Except it wasn’t really night sailing because it never gets dark this far north. The sky still had a red glow from the sunset when it started to get a new red glow from the dawn and there was no point where the skipper couldn’t read the charts. The huge fat silver moon that bobbed up during the long drawn-out sunset wasn’t necessary except insofar as it added another hue to the purple and blue and gold and red that made up the sky and the sea. We had to follow a series of beacons to find the way through the labyrinth of rocks and bränninger that litter this part of the Baltic (amusingly translated by google as “bottom sea” – oh, how we sniggered!) and there was something weirdly Fantasy about having to sail past a red light until it turned green and then white, then sail towards it until another set of red lights also turned white and then sail towards them. It was the sort of trick Tolkein’s Elves might dream up to secure the entrance to some coastal stronghold. The Skipper followed a great deal more lights in order to finally reach a safe anchor spot at 2am, but by then Yours Truly was such a frozen huddle of exhausted misery that he had to do it on his own while his not-so-faithful crew crept under a duvet below deck in full foul weather gear – rubber boots and all – and promptly fell asleep.

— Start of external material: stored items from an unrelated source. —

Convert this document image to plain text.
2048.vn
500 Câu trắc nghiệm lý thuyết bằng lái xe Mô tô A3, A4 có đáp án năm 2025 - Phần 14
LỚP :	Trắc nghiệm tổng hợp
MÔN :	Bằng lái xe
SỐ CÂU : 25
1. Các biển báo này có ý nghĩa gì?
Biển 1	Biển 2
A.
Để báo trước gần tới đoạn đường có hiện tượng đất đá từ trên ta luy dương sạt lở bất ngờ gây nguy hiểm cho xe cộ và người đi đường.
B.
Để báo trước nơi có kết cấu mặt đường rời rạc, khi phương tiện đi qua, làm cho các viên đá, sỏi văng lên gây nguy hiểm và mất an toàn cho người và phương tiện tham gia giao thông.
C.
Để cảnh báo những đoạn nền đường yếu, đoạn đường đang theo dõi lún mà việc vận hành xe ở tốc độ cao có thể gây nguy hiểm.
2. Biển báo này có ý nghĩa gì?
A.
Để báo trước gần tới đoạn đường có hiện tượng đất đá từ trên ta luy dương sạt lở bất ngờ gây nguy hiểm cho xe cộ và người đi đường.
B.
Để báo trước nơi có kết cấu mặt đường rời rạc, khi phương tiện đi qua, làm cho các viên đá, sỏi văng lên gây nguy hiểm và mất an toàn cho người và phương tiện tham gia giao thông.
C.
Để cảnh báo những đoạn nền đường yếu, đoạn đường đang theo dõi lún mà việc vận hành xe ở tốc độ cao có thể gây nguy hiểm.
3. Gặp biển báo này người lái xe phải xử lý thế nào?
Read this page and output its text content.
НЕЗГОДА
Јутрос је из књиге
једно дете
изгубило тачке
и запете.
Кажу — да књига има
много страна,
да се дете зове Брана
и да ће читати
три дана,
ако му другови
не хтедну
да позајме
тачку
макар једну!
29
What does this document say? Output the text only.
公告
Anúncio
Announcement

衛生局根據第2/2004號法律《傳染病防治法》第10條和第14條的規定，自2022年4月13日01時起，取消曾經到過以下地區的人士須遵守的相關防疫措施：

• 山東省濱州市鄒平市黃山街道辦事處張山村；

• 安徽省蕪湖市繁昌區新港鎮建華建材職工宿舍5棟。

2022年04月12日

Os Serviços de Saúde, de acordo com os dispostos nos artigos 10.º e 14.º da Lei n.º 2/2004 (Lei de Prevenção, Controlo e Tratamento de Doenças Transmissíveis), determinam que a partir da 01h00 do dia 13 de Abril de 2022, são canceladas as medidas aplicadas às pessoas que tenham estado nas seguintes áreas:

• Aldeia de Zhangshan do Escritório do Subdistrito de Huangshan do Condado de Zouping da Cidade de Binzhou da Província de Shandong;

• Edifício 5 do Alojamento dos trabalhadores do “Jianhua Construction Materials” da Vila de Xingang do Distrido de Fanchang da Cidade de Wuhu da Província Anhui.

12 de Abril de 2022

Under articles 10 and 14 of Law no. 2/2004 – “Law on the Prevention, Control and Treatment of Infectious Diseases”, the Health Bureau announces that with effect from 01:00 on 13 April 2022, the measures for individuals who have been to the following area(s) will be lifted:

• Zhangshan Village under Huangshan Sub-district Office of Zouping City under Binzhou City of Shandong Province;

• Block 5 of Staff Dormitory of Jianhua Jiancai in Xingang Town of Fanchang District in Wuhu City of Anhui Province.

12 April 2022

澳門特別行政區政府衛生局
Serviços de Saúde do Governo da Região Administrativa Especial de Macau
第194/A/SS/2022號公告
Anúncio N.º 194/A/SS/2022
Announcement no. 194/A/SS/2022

It had been a much longer day – with a much colder night – than we expected. We sailed happily along for for 54.4 sea miles and were a mere 5 more miles from our destination, the harbour at Stora Jungfrun, when the wind suddenly cut out as if someone had flicked a switch and turned it off. Old Faithful, the engine, leapt instantly to life but was accompanied by a hideous knocking sound which led the Skipper to keep our speed down below four knots. The wind had gone, but the swell from the south east was as big as ever, making the harbour look very unattractive, so we decided to motor round to the back of the island where there was a bay that looked like a promising spot for free anchoring (there was a toilet marked on the chart; a toilet is always a good sign). In this case, however, the water proved to be too shallow for anything except motor boats (I suppose motor boat drivers need to crap, too) so we had to abandon that plan, and by then it was getting on for midnight and I was so cold and tired that I had trouble appreciating the blazing moon and magnificent purple and gold etc of the night sky (“Wenn ich ein Maler wär’, tät’ ich’s malen” says the Graf in Schnitzler’s Reigen. If I were Klimt, I would have had a field day – never mind the Attersee, the Bottom Sea would have featured in all my paintings from then on. But I’m not). What I was was freezing and exhausted and close to despair. The Skipper, however, was still full of cheer and bewilderingly warm, and apart from a near brush with a rock when he tried to set sail again and the wind refused to cooperate, he piloted us without incident all the way to Söderhamn, where he dropped anchor not in the harbour but in an enchanting, wind-still bay surrounded by craggy islands, wildlife and one small silvery chemical plant.
It was so pretty that I couldn’t resist an extremely brief swim when I finally got up the next morning (17 degrees, brr). Shortly afterwards we motored the rest of the way along an extremely narrow channel (no wonder the Skipper hadn’t fancied tackling it in the twilight of a Swedish night) to the harbour at Sandarne, where we parked next to a grizzly old German sea captain who was so obviously itching to get a look at our engine that Wolfgang invited him on board, where he spoke words of cheer (he thinks it’s knocking against the hull rather than having terrible internal problems). Then we took the bus into Söderhamn in blazing sunshine where we bought a book about where to anchor along the north coast, thus hopefully avoiding the Stora Jungfrun situation in future. At least the Skipper enjoyed his night, even if I would have preferred to be curled up in my bunk with my ipad and a glass of red wine.